Ей отрезали руку по плечо. «Не было никаких шансов, – позже говорил один из ее родных, – что ей приделают протез или крюк – ему попросту не за что было там держаться». Она лишилась руки. Руки, которая всегда была с ней, которой она чесала себя за нос, носила пакеты с продуктами, держала циферблаты часов.

Врачи были озадачены ее рукой. Она выглядела настолько странной с медицинской точки зрения, что после операции они поместили ее в формальдегид.

Что касается семьи Перселл, то для них это было своеобразным облегчением. «Доктор говорит, нам повезло, что она по-прежнему с нами», – тихо сказал Альфред Перселл.

Но его жена стала «беспомощной». Перед операцией она в последний раз сняла со своей левой руки обручальное кольцо. Теперь она стала носить его на правой руке и просила Альберта плотно закалывать булавкой ей левый рукав, чтобы не было видно культи. «Мой муж, – позже говорила она, – стал моими руками».

Шарлотте и Альфреду оставалось только надеяться, что столь большой жертвы будет достаточно. Тем не менее как минимум с одним эта операция уже не помогла. «Она по-прежнему чувствует, – заметил Альберт, – ужасную боль в руке, которую они отрезали». Эта призрачная девушка страдала от фантомных болей в руке, которой уже не было на месте.

«Есть вероятность, – добавил Альберт, – рецидива на правой стороне. Мы пока ничего точно не знаем».

Это могло показать лишь время.

Глава 43

Это письмо пришло по адресу Ист-Супериор-стрит, 520, – ничем не примечательный конверт, адресованный мистеру Томасу Донохью. Оно выглядело совершенно безобидным, чего нельзя сказать о новостях, которые в нем содержались. Сделав все необходимые тесты, включая рентгеновский снимок ее челюсти, доктор Лоффлер теперь мог подтвердить свои догадки. Кэтрин Донохью страдала от отравления радием.

«Том был раздавлен, – вспоминала его племянница Мэри. – Полностью раздавлен. Я не знаю, как он вообще продолжал жить».

«После этого, – сказал Том, – я взял на себя заботу о [Томми], так как [Кэтрин] больше с этим не справлялась».

Сама Кэтрин ничего не говорила открыто о том, что она чувствовала. Наверное, она молилась, как и большинство ее заболевших подруг. «Я свято верю, – писала одна из них, – что только благодаря молитвам я продолжала держаться».

Вместе с тем всего через считаные дни после полученного Кэтрин и Томом письма из Чикаго болезнь лишила ее даже утешения от молитв. В среду, 25 апреля 1934 года, она, хромая, преодолела короткое расстояние до церкви Святого Колумбы, однако оказалась не в состоянии преклонить колени. Движения в ее тазобедренном суставе сковало настолько, что она больше не могла согнуть ноги для молитвы: для Кэтрин, которая была такой набожной, это стало ужасным огорчением. Примерно в то же время Шарлотта Перселл вернулась домой из больницы «без руки». Врачи подтвердили, что во всех ее бедах виновен радий, – и Том Донохью посчитал, что кто-то должен сообщить об этом компании Radium Dial.

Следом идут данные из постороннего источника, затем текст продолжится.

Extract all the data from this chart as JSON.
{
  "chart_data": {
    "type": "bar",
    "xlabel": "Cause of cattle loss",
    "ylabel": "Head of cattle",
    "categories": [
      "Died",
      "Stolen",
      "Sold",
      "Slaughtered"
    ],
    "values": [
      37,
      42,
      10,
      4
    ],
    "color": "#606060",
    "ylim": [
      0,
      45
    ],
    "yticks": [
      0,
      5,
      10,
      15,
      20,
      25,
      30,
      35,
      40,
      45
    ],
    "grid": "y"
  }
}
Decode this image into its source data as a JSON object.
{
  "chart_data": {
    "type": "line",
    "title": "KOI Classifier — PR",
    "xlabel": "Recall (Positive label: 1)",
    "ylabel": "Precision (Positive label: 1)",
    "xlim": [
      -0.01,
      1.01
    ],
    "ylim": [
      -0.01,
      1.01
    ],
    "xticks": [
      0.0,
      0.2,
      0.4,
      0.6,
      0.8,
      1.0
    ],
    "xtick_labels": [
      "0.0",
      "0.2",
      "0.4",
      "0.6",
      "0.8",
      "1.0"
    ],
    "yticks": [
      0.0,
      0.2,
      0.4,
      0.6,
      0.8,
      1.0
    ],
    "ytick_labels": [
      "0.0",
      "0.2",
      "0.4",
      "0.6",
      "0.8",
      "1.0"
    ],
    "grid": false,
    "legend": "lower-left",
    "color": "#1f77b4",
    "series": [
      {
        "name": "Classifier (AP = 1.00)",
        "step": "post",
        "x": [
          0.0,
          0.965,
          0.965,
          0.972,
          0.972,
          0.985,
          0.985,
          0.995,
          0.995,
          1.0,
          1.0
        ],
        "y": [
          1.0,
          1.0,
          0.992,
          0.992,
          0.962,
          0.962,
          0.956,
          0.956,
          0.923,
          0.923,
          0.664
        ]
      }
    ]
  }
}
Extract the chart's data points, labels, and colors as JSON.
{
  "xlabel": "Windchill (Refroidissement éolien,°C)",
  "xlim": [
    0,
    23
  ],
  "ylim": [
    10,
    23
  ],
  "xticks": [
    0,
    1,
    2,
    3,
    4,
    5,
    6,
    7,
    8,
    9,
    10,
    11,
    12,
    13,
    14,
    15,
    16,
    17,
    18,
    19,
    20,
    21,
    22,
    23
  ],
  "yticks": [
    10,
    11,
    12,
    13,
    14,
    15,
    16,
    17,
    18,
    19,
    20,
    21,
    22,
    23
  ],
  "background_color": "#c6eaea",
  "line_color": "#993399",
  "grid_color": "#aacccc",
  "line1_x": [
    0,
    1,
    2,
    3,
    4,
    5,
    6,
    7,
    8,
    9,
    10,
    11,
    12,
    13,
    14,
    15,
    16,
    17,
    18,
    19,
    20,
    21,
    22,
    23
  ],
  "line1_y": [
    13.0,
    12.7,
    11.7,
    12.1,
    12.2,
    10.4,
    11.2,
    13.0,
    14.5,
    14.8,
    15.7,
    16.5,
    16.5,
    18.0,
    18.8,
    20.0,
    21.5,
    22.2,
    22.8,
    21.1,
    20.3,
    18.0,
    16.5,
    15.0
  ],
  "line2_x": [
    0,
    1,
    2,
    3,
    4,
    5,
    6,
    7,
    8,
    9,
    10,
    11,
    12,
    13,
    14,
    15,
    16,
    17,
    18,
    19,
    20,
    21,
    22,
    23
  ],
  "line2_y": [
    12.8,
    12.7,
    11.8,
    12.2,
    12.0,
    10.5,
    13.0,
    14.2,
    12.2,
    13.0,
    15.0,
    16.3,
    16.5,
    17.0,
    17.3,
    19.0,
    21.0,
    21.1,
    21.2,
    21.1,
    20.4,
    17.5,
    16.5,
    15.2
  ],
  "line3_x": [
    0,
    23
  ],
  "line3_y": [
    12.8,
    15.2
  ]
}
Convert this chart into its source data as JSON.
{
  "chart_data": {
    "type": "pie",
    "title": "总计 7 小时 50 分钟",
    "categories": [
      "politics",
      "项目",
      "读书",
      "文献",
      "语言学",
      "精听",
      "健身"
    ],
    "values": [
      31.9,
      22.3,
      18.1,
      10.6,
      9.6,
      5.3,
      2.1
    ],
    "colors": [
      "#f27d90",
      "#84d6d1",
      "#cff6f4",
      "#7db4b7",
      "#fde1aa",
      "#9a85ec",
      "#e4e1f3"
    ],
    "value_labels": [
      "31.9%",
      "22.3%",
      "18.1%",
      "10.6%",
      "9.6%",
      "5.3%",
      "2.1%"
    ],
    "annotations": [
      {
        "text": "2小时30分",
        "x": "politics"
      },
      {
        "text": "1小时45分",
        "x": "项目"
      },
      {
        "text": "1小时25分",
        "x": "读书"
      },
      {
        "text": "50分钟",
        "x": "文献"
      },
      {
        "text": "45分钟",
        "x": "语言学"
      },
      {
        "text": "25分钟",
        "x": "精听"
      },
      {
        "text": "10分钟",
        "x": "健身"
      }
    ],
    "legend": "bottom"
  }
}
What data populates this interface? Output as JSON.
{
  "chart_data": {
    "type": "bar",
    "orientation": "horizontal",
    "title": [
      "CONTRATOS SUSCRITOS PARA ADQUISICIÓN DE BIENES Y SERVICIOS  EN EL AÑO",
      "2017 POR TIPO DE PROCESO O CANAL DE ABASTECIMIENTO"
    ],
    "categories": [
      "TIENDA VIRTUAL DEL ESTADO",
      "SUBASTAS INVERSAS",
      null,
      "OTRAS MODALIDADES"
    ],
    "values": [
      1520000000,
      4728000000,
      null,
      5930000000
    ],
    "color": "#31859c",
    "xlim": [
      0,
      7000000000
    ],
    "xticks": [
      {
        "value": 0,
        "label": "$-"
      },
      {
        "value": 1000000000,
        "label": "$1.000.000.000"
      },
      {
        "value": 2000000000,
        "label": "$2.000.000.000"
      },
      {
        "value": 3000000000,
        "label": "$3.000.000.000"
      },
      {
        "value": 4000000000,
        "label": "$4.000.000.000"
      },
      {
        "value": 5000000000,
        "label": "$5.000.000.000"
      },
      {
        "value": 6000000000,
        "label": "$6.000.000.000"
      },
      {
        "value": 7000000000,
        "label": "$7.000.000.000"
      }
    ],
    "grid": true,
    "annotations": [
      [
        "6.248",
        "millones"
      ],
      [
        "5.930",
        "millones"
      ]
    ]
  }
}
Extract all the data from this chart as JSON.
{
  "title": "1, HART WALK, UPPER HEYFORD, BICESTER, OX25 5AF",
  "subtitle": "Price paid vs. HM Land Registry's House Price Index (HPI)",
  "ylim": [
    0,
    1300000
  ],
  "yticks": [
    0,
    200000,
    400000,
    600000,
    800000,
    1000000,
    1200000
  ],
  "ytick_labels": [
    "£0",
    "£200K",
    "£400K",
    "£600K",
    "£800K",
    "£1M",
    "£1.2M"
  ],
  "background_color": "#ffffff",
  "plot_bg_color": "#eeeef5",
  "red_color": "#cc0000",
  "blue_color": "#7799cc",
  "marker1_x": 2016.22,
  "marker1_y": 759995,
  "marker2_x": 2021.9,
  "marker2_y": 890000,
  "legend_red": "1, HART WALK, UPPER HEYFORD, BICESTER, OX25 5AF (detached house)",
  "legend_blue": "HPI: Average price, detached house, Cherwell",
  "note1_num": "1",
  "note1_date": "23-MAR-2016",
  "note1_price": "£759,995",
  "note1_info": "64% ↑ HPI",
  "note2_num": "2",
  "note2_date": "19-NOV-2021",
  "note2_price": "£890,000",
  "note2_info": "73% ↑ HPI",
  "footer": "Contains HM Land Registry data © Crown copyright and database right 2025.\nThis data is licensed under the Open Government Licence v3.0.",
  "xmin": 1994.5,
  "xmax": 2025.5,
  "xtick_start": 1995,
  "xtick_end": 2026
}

Оттава была маленьким городом. Мистер и миссис Рид, управляющий и инструктор студии, не ходили в церковь Святого Колумбы, однако всегда миновали ее по дороге на работу.

«Я увидел их на улице, – вспоминал Том о своей случайной встрече с ними. – Я сказал им, что женщинам сильно нездоровится, а также что врачи обнаружили, что все дело в содержащемся в используемой ими краске материале».

Но мистер Рид отказался признать ответственность. Он продолжал отрицать, даже когда увидел проходящих мимо студии Шарлотту с мужем – они натолкнулись на него, когда он спускался по ступенькам. Альфред был «невероятно зол» из-за всего случившегося, однако мистер Рид отмахнулся от всех его претензий.

Доктор Лоффлер тоже пытался связаться с фирмой. В обход мистера Рида он позвонил прямиком вице-президенту Фордису. «Я рассказал ему о случае, с которым столкнулся, мне показалось разумным расследовать и остальные случаи».

Звонок Лоффлера не стал неожиданностью для Руфуса Фордиса. В конце концов, в распоряжении фирмы были результаты тестов всех женщин в Radium Dial, проведенных еще в 1928 году. Результаты, показавшие, что из 67 обследованных в тот день девушек у 34 повышенная радиоактивность. Тридцати четырех девушек: более чем у половины сотрудников.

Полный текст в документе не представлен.